What I think concerns me most about the current regime is their determination to erase the 35-year legacy of KDHX. We saw it when Tom Ray wanted the station to honor the legacy of the late John McHenry (a member of the St. Louis Media Hall of Fame, by the way) and they deflected, deferred and finally refused, firing him for having the impudence to ask. DJs with 30 years of experience at KDHX are supposed to get a plaque on the wall on the second floor. Several DJs have reached that mark, but not been recognized, and may not. These include Paul Stark (gone in the FNM) and Fred Gumaer and Keith Dudding (both on the Dirty Dozen list). Incidentally, Keith was just named DJ of the Year by the Riverfront Times. But I think another small example is emblematic of the rot taking place at KDHX.
Our Grand Center building is dubbed the “Larry J. Weir Center for Independent Media”, named for a KDHX legend as a DJ and Operations Manager. Larry died tragically in a 2010 New Year’s Eve accident and with Larry’s widow’s blessing, our new building was named. Larry usually closed his excellent Songwriters Showcase (with co-host Ed Becker) by playing Emmylou Harris’ version of Rodney Crowell’s classic song, Til I Gain Control Again. Rodney Crowell is a world-class songwriter and he thought enough of Larry and KDHX to send a copy of the handwritten lyrics to the song with an inscription, “To Larry Weir—with respect”. The lyrics were framed and hung on the wall in air room 1, directly behind where DJs faced the mic.

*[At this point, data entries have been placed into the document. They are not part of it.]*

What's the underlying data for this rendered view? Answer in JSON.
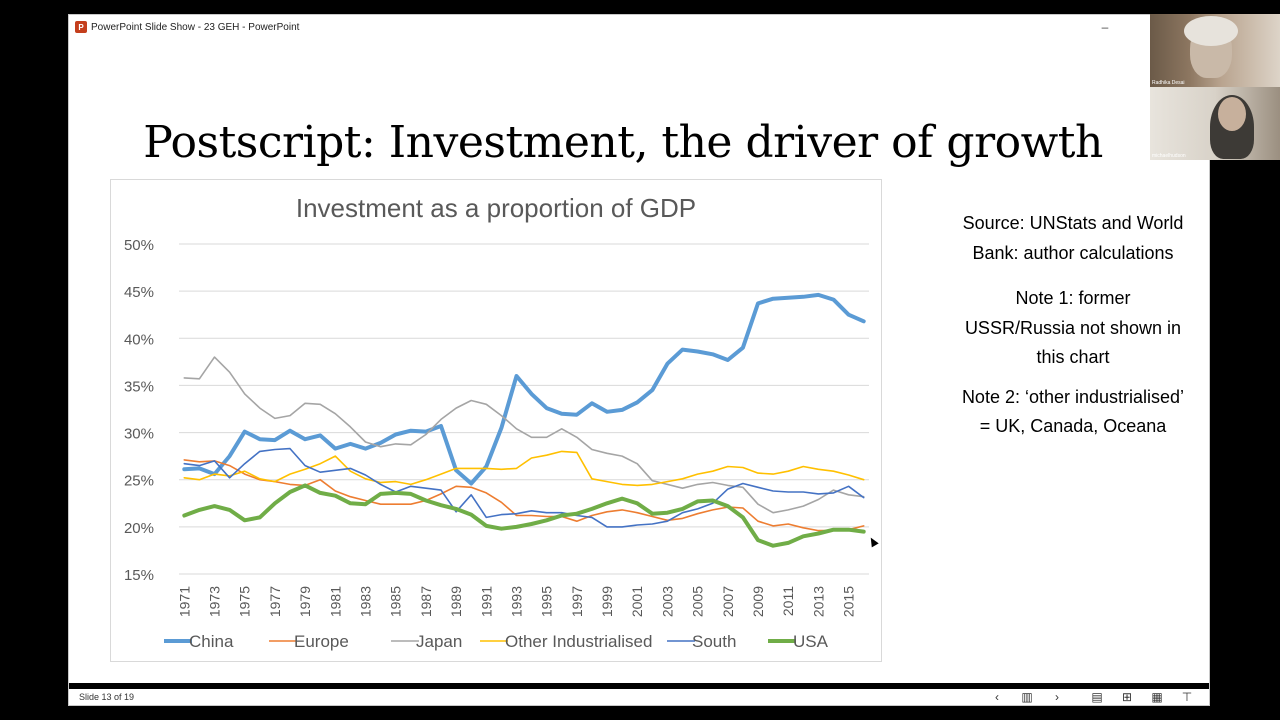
{
  "window": {
    "title": "PowerPoint Slide Show  -  23 GEH - PowerPoint",
    "app_icon": "powerpoint-icon",
    "minimize_glyph": "–"
  },
  "slide": {
    "title": "Postscript: Investment, the driver of growth",
    "notes": [
      "Source: UNStats and World Bank: author calculations",
      "Note 1: former USSR/Russia not shown in this chart",
      "Note 2: ‘other industrialised’ = UK, Canada, Oceana"
    ]
  },
  "status": {
    "slide_counter": "Slide 13 of 19",
    "controls": [
      "previous-icon",
      "slide-grid-icon",
      "next-icon",
      "normal-view-icon",
      "slide-sorter-icon",
      "reading-view-icon",
      "slideshow-icon"
    ]
  },
  "video": {
    "participants": [
      {
        "name": "Radhika Desai"
      },
      {
        "name": "michaelhudson"
      }
    ]
  },
  "chart_data": {
    "type": "line",
    "title": "Investment as a proportion of GDP",
    "ylim": [
      0.15,
      0.5
    ],
    "y_ticks": [
      "15%",
      "20%",
      "25%",
      "30%",
      "35%",
      "40%",
      "45%",
      "50%"
    ],
    "x_tick_labels": [
      "1971",
      "1973",
      "1975",
      "1977",
      "1979",
      "1981",
      "1983",
      "1985",
      "1987",
      "1989",
      "1991",
      "1993",
      "1995",
      "1997",
      "1999",
      "2001",
      "2003",
      "2005",
      "2007",
      "2009",
      "2011",
      "2013",
      "2015"
    ],
    "x": [
      1971,
      1972,
      1973,
      1974,
      1975,
      1976,
      1977,
      1978,
      1979,
      1980,
      1981,
      1982,
      1983,
      1984,
      1985,
      1986,
      1987,
      1988,
      1989,
      1990,
      1991,
      1992,
      1993,
      1994,
      1995,
      1996,
      1997,
      1998,
      1999,
      2000,
      2001,
      2002,
      2003,
      2004,
      2005,
      2006,
      2007,
      2008,
      2009,
      2010,
      2011,
      2012,
      2013,
      2014,
      2015,
      2016
    ],
    "grid": true,
    "legend": "bottom",
    "series": [
      {
        "name": "China",
        "color": "#5b9bd5",
        "width": 4,
        "values": [
          0.261,
          0.262,
          0.256,
          0.275,
          0.301,
          0.293,
          0.292,
          0.302,
          0.293,
          0.297,
          0.283,
          0.288,
          0.283,
          0.289,
          0.298,
          0.302,
          0.301,
          0.307,
          0.26,
          0.246,
          0.264,
          0.305,
          0.36,
          0.341,
          0.326,
          0.32,
          0.319,
          0.331,
          0.322,
          0.324,
          0.332,
          0.345,
          0.373,
          0.388,
          0.386,
          0.383,
          0.377,
          0.39,
          0.437,
          0.442,
          0.443,
          0.444,
          0.446,
          0.441,
          0.425,
          0.418
        ]
      },
      {
        "name": "Europe",
        "color": "#ed7d31",
        "width": 1.6,
        "values": [
          0.271,
          0.269,
          0.27,
          0.265,
          0.256,
          0.25,
          0.248,
          0.245,
          0.244,
          0.25,
          0.238,
          0.232,
          0.228,
          0.224,
          0.224,
          0.224,
          0.228,
          0.235,
          0.243,
          0.242,
          0.236,
          0.226,
          0.212,
          0.212,
          0.211,
          0.211,
          0.206,
          0.212,
          0.216,
          0.218,
          0.215,
          0.211,
          0.207,
          0.209,
          0.214,
          0.218,
          0.221,
          0.22,
          0.206,
          0.201,
          0.203,
          0.199,
          0.196,
          0.196,
          0.197,
          0.201
        ]
      },
      {
        "name": "Japan",
        "color": "#a5a5a5",
        "width": 1.6,
        "values": [
          0.358,
          0.357,
          0.38,
          0.364,
          0.341,
          0.326,
          0.315,
          0.318,
          0.331,
          0.33,
          0.32,
          0.306,
          0.29,
          0.285,
          0.288,
          0.287,
          0.298,
          0.314,
          0.326,
          0.334,
          0.33,
          0.318,
          0.304,
          0.295,
          0.295,
          0.304,
          0.295,
          0.282,
          0.278,
          0.275,
          0.267,
          0.249,
          0.245,
          0.241,
          0.245,
          0.247,
          0.244,
          0.242,
          0.224,
          0.215,
          0.218,
          0.222,
          0.229,
          0.239,
          0.234,
          0.232
        ]
      },
      {
        "name": "Other Industrialised",
        "color": "#ffc000",
        "width": 1.6,
        "values": [
          0.252,
          0.25,
          0.256,
          0.254,
          0.259,
          0.251,
          0.248,
          0.256,
          0.261,
          0.267,
          0.275,
          0.259,
          0.251,
          0.247,
          0.248,
          0.245,
          0.25,
          0.256,
          0.262,
          0.262,
          0.262,
          0.261,
          0.262,
          0.273,
          0.276,
          0.28,
          0.279,
          0.251,
          0.248,
          0.245,
          0.244,
          0.245,
          0.248,
          0.251,
          0.256,
          0.259,
          0.264,
          0.263,
          0.257,
          0.256,
          0.259,
          0.264,
          0.261,
          0.259,
          0.255,
          0.25
        ]
      },
      {
        "name": "South",
        "color": "#4472c4",
        "width": 1.6,
        "values": [
          0.267,
          0.265,
          0.27,
          0.252,
          0.267,
          0.28,
          0.282,
          0.283,
          0.265,
          0.258,
          0.26,
          0.262,
          0.255,
          0.245,
          0.237,
          0.243,
          0.241,
          0.239,
          0.216,
          0.234,
          0.21,
          0.213,
          0.214,
          0.217,
          0.215,
          0.215,
          0.212,
          0.21,
          0.2,
          0.2,
          0.202,
          0.203,
          0.206,
          0.215,
          0.219,
          0.225,
          0.24,
          0.246,
          0.242,
          0.238,
          0.237,
          0.237,
          0.235,
          0.236,
          0.243,
          0.231
        ]
      },
      {
        "name": "USA",
        "color": "#70ad47",
        "width": 4,
        "values": [
          0.212,
          0.218,
          0.222,
          0.218,
          0.207,
          0.21,
          0.225,
          0.237,
          0.244,
          0.236,
          0.233,
          0.225,
          0.224,
          0.235,
          0.236,
          0.235,
          0.228,
          0.223,
          0.219,
          0.213,
          0.201,
          0.198,
          0.2,
          0.203,
          0.207,
          0.212,
          0.214,
          0.219,
          0.225,
          0.23,
          0.225,
          0.214,
          0.215,
          0.219,
          0.227,
          0.228,
          0.222,
          0.21,
          0.186,
          0.18,
          0.183,
          0.19,
          0.193,
          0.197,
          0.197,
          0.195
        ]
      }
    ]
  }
}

One day several months ago, I noticed the framed lyrics were gone. In their place, was a sign about what to do in different emergencies. The same sign is available five feet outside the air room and there was sufficient room elsewhere in the air room to post it. But, no, it’s now gone from the air room where it belongs. DJ force of nature the late Bob Reuter passed away just four months before KDHX moved to Grand Center in another tragic accident, and his cremains are embedded in a wall in the air room. Under present management, I expect them to soon rip Bob’s cremains out of the wall and get rid of them. May as well take down that “Larry J. Wier Center…” sign in front while you’re at it.
We finally had a Special Meeting of Associate Members Tuesday night—which Gary Pierson had refused to convene. It was well-attended and showed St. Louis media that we are way more together than this disengaged, half-vacant BoD. Gary Pierson rudely interrupted the proceedings to declare that the meeting is illegal. Ruling by fiat seems to be his default mode. We are taking steps to save KDHX and the community is squarely behind us.
Since I am on the list to get my head right or lose my show, I may have done my last show last Saturday. But I’m not in 2nd Grade and Gary and Kelly aren’t inhabiting the principal’s office, so that meeting isn’t going to happen. There is nothing I would believe from these duplicitous fabricators, who hide everything in secrecy and think they’re answerable to no one. Well, I would say the DJs, who produce and deliver 95% of KDHX’s content and for 35 years have raised more than half of the revenues are stakeholders of considerable import, but they refuse to seriously engage with us. So, I’m off to strike with fellow DJs Tim Rakel, Ital-K, Glenda Volk and Mr. Roots, Al Swacker and the esteemed Sunny Boy Mason until such time as this board and senior staff are gone, DJs are once again serving on the BoD, and everyone who wants to keep their show and time slot is reinstated. Which side are you on, boys, which side are you on?
Be safe, be smart, be respectful…and maybe we’ll see ya on down the road.